Somewhere Kay Stephenson was looking and laughing and saying 'Now that's Eskimos football!' It was the kind of bore-you-to-death sort of game only the coach of the mind-blowingly bland 1998 edition of the Edmonton Eskimos could appreciate.
It was sad. And in the end, as Tom Higgins's Eskimos strangled themselves in front of 41,113 fans, it made a serious statement about the way the defending Grey Cup champions have had their helmets screwed on for so much of this season.
Jason Maas said it going in about "showing our identity and character.''
The quarterback had the most miserable night of them all. If a game ever begged to be grabbed by the throat this was it, especially after the first half.
GRABBED HIMSELF BY THE THROAT
Maas didn't grab it by the throat. He grabbed himself by the throat.
"This one hurts,'' said Maas.
"To lose this game in our own back yard when we had an opportunity to win ... to have had such a poor showing on offence ...
"I had a lot to do with it.''
Suddenly, after blowing the 8-0 lead and losing 26-17, the Eskimos are a 7-7 team which has gone 0-2 against Toronto, 0-1 against Montreal and 1-2 against B.C. - a combined 1-5 against the top three teams in the league.
He had some balls dropped in the first half which could have put the Eskimos up by a much greater margin, but Maas wasn't grabbing for any excuses when this was over. He was pointing the finger at himself.
"I could talk about that but I'd rather talk about me,'' he said.
"I was careless with the football. Anytime you are careless with the football, bad things are going to happen.''
But what about the coaching? You have to ask questions about coaching after this one.
"I feel we have a very nice plan in place,'' said coach Tom Higgins at the pre-game press conference of the Stephensonesque game plan.
"It was one of those games which left you questioning almost everything you do,'' said Higgins. "You question coaches about their ability to coach and players about their ability to play.''
EXAMINE AND RE-EXAMINE
Higgins said losing a game like that, at home, has to make you examine and re-examine everything.
"Everybody has to be concerned with the non-productivity of the offence and the collapse in the second half,'' said Higgins.
"We never got on track offensively in an extremely important game for us.''
The game was lowlighted by the least entertaining, least eventful first half of allegedly professional football here in more than a quarter-century. The only thing worse than the first half was the way the Eskimos played in the second half which only managed to get marginally better when Toronto decided to step from the rear and claim the game the Eskimos didn't want.
You had to go back to 1976 when the Eskimos scored a 5-1 win over the Hamilton Tiger-Cats to find anything which was anywhere near as woeful. The only place where this game could possibly have been any fun to watch was in the press box where it made for a plethora of press-box one-liners.

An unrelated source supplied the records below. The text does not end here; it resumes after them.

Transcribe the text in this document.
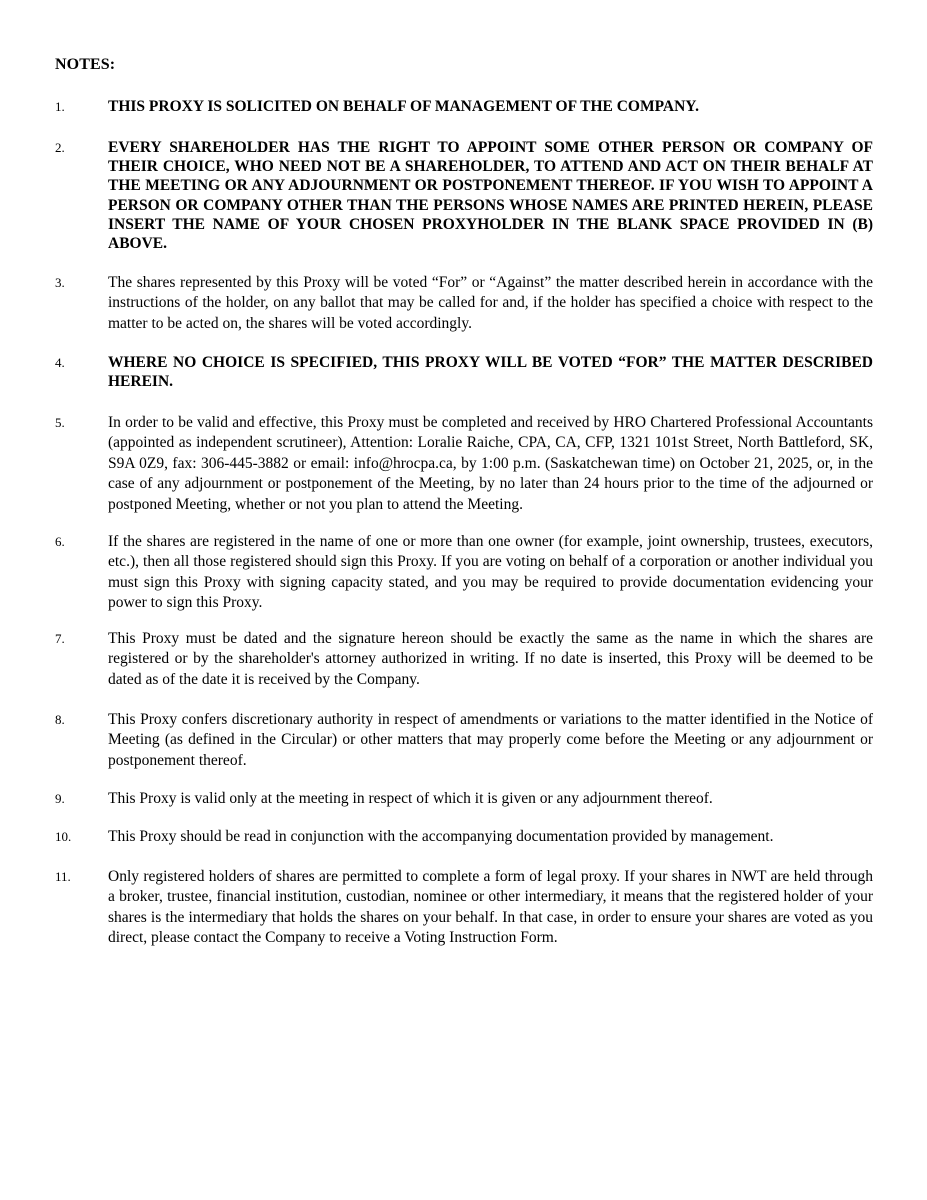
NOTES:
1.	THIS PROXY IS SOLICITED ON BEHALF OF MANAGEMENT OF THE COMPANY.
2.	EVERY SHAREHOLDER HAS THE RIGHT TO APPOINT SOME OTHER PERSON OR COMPANY OF THEIR CHOICE, WHO NEED NOT BE A SHAREHOLDER, TO ATTEND AND ACT ON THEIR BEHALF AT THE MEETING OR ANY ADJOURNMENT OR POSTPONEMENT THEREOF. IF YOU WISH TO APPOINT A PERSON OR COMPANY OTHER THAN THE PERSONS WHOSE NAMES ARE PRINTED HEREIN, PLEASE INSERT THE NAME OF YOUR CHOSEN PROXYHOLDER IN THE BLANK SPACE PROVIDED IN (B) ABOVE.
3.	The shares represented by this Proxy will be voted “For” or “Against” the matter described herein in accordance with the instructions of the holder, on any ballot that may be called for and, if the holder has specified a choice with respect to the matter to be acted on, the shares will be voted accordingly.
4.	WHERE NO CHOICE IS SPECIFIED, THIS PROXY WILL BE VOTED “FOR” THE MATTER DESCRIBED HEREIN.
5.	In order to be valid and effective, this Proxy must be completed and received by HRO Chartered Professional Accountants (appointed as independent scrutineer), Attention: Loralie Raiche, CPA, CA, CFP, 1321 101st Street, North Battleford, SK, S9A 0Z9, fax: 306-445-3882 or email: info@hrocpa.ca, by 1:00 p.m. (Saskatchewan time) on October 21, 2025, or, in the case of any adjournment or postponement of the Meeting, by no later than 24 hours prior to the time of the adjourned or postponed Meeting, whether or not you plan to attend the Meeting.
6.	If the shares are registered in the name of one or more than one owner (for example, joint ownership, trustees, executors, etc.), then all those registered should sign this Proxy. If you are voting on behalf of a corporation or another individual you must sign this Proxy with signing capacity stated, and you may be required to provide documentation evidencing your power to sign this Proxy.
7.	This Proxy must be dated and the signature hereon should be exactly the same as the name in which the shares are registered or by the shareholder's attorney authorized in writing. If no date is inserted, this Proxy will be deemed to be dated as of the date it is received by the Company.
8.	This Proxy confers discretionary authority in respect of amendments or variations to the matter identified in the Notice of Meeting (as defined in the Circular) or other matters that may properly come before the Meeting or any adjournment or postponement thereof.
9.	This Proxy is valid only at the meeting in respect of which it is given or any adjournment thereof.
10. This Proxy should be read in conjunction with the accompanying documentation provided by management.
11. Only registered holders of shares are permitted to complete a form of legal proxy. If your shares in NWT are held through a broker, trustee, financial institution, custodian, nominee or other intermediary, it means that the registered holder of your shares is the intermediary that holds the shares on your behalf. In that case, in order to ensure your shares are voted as you direct, please contact the Company to receive a Voting Instruction Form.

The game corporate zone sponsor was Waste Management Canada. It was also military night with a football brought in by helicopter (surprisingly not a Sea King) to centre field on a stretcher. Like much of what the Canadian military has to work with, not much worked for either the Eskimos or the Argos.
Concerns about coming off a CFL classic the week before in Vancouver and having to refocus from chasing first place to securing second were certainly validated from the git-go.
The Eskimos broke a 0-0 tie with a field goal after 20 minutes and 59 seconds of play of the second quarter, made it 5-0 with a three minutes and 21 seconds left in the half and 8-0 with a minute and 48 seconds left.
Each team managed the grand total of 113 yards of net offence in the first half. Toronto took 11 penalties for 94 yards, most of them for defensive linemen jumping offside. But the Argos came out a more focussed team in the second half and the Eskimos didn't.
Higgins always makes a big deal about splitting his seasons into thirds and was 0-3 for starters in the first third, 0-2 in the second third and is now 0-2 in the third third.
And it's back to the drawing board again.
"It's disappointing, no question. Now we really have to work and reload.''
His response was to give the team two days off.
Might make sense.
"It will allow them the opportunity to lick their wounds, to get home and don't say anything you haven't had a chance to think through.''
Higgins likes thirds. There's the old saying about having a third of the team which loves you, a third of the team that hates you and that the trick is to keep the third that's undecided away from the third that hates you.
Sorry. These guys don't need to be kissed, the need to be whipped.